3. Investigations for "routine" thrombophilias should be performed 3 to 6 months after a thromboembolic event, because it will both allow adequate counseling of patients, and because the thrombosis and its treatment may alter the results of functional assays. None of the functional assays should be performed in patients receiving any form of anticoagulation; if required, patients should temporarily interrupt anticoagulants to ensure they are tested after the anticoagulant effect has lapsed. In patients on warfarin, a switch to low-molecular-weight heparin is advised for 10 to 14 days; in patients on direct oral anticoagulants (DOACs), a delay of at least 24 hours since the last dose is recommended. Selected thrombophilias, such as HIT, TTS, and paroxysmal nocturnal hemoglobinuria (PNH), must be tested for at the time they are suspected to allow for timely treatment.
1. Treatment modalities and outcomes of acute VTE in patients with thrombophilia are the same as in patients with other forms of venous thrombosis. In patients with severe deficiency of natural anticoagulants, additional options (substitution) should be considered. The presence of a thrombophilia may influence the duration of treatment.

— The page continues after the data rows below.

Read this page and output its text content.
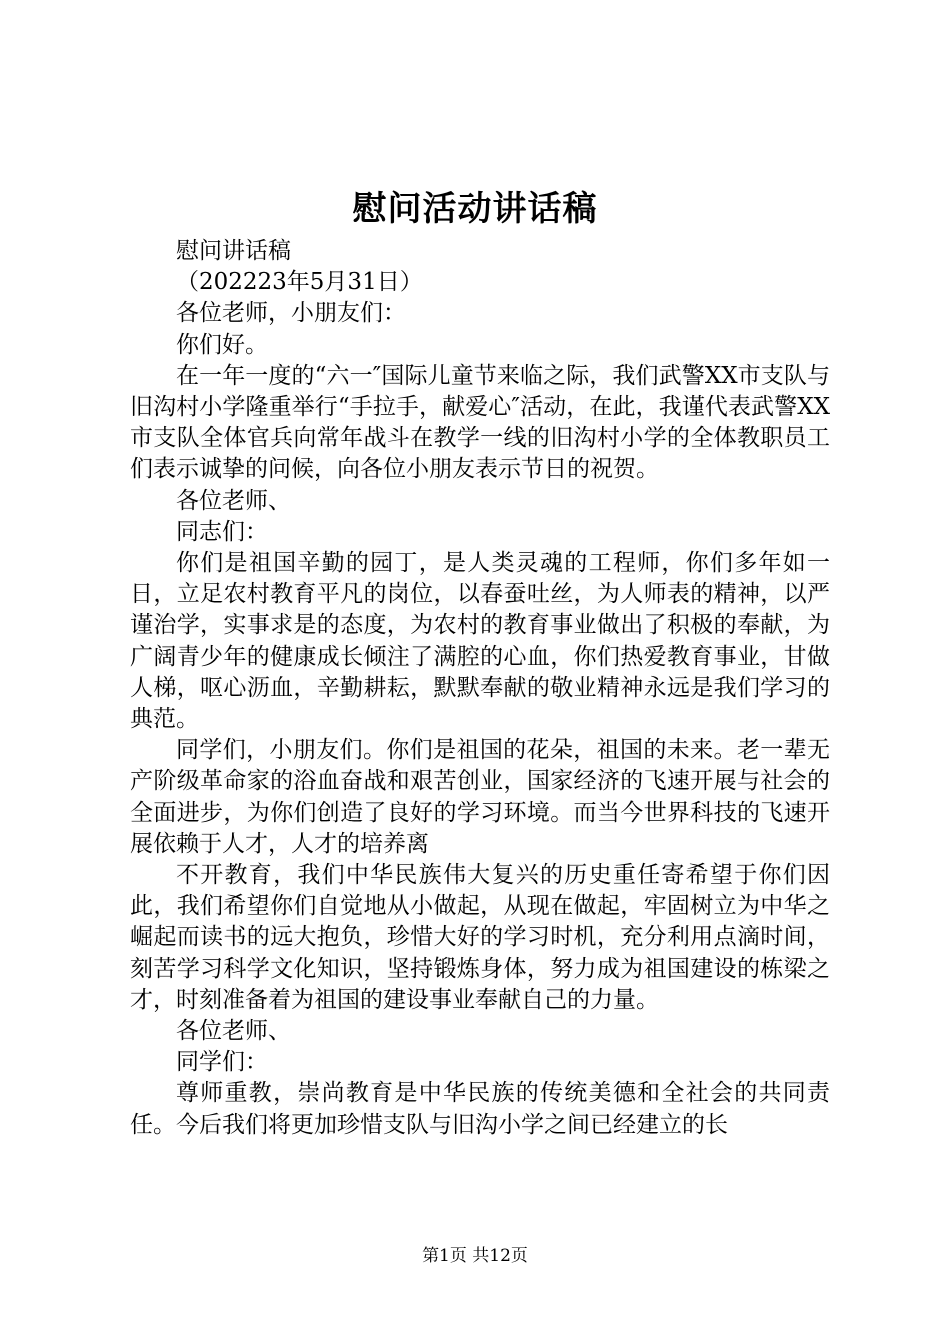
慰问活动讲话稿

慰问讲话稿

（202223年5月31日）

各位老师，小朋友们：

你们好。

在一年一度的“六一″国际儿童节来临之际，我们武警XX市支队与旧沟村小学隆重举行“手拉手，献爱心″活动，在此，我谨代表武警XX市支队全体官兵向常年战斗在教学一线的旧沟村小学的全体教职员工们表示诚挚的问候，向各位小朋友表示节日的祝贺。

各位老师、

同志们：

你们是祖国辛勤的园丁，是人类灵魂的工程师，你们多年如一日，立足农村教育平凡的岗位，以春蚕吐丝，为人师表的精神，以严谨治学，实事求是的态度，为农村的教育事业做出了积极的奉献，为广阔青少年的健康成长倾注了满腔的心血，你们热爱教育事业，甘做人梯，呕心沥血，辛勤耕耘，默默奉献的敬业精神永远是我们学习的典范。

同学们，小朋友们。你们是祖国的花朵，祖国的未来。老一辈无产阶级革命家的浴血奋战和艰苦创业，国家经济的飞速开展与社会的全面进步，为你们创造了良好的学习环境。而当今世界科技的飞速开展依赖于人才，人才的培养离

不开教育，我们中华民族伟大复兴的历史重任寄希望于你们因此，我们希望你们自觉地从小做起，从现在做起，牢固树立为中华之崛起而读书的远大抱负，珍惜大好的学习时机，充分利用点滴时间，刻苦学习科学文化知识，坚持锻炼身体，努力成为祖国建设的栋梁之才，时刻准备着为祖国的建设事业奉献自己的力量。

各位老师、

同学们：

尊师重教，崇尚教育是中华民族的传统美德和全社会的共同责任。今后我们将更加珍惜支队与旧沟小学之间已经建立的长

第1页 共12页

2. In patients who would otherwise be discontinuing anticoagulants, lifelong secondary antithrombotic prevention with a VKA or DOAC could be considered after the first episode of VTE in patients with AT deficiency, homozygotes for factor V Leiden, or patients with the 20210A variant of the prothrombin gene, as well as patients with coexisting heterozygosity for these conditions, or in patients with antiphospholipid syndrome with an unprovoked VTE event. After the first episode of unprovoked thrombosis in patients with types of thrombophilia other than those mentioned above, anticoagulant treatment should be continued for ≥3 months. Consideration for extended-duration therapy in such patients (particularly men) is reasonable if the risk of bleeding is low to moderate.
3. Patients with suspected TTS should have diagnostic testing performed before treatment with high-dose IV immunoglobulins and nonheparin anticoagulants is initiated, but likely without waiting for results.
Thrombophilia in a patient with no episodes of thrombosis requires no prophylactic treatment outside periods of a particularly high risk (eg, major surgery). All patients with a known thrombophilia who are in high-risk situations, including those with cancer and pregnant patients, should be regularly monitored for VTE; if there are additional thrombosis risk factors, preventative therapy may be administered (eg, antithrombotic prevention in patients with cancer or selected pregnant women: see Primary Prevention of Venous Thromboembolism). The highest risk of VTE is the 6 weeks after delivery; prophylaxis may be considered during this period even if it has not been used throughout pregnancy.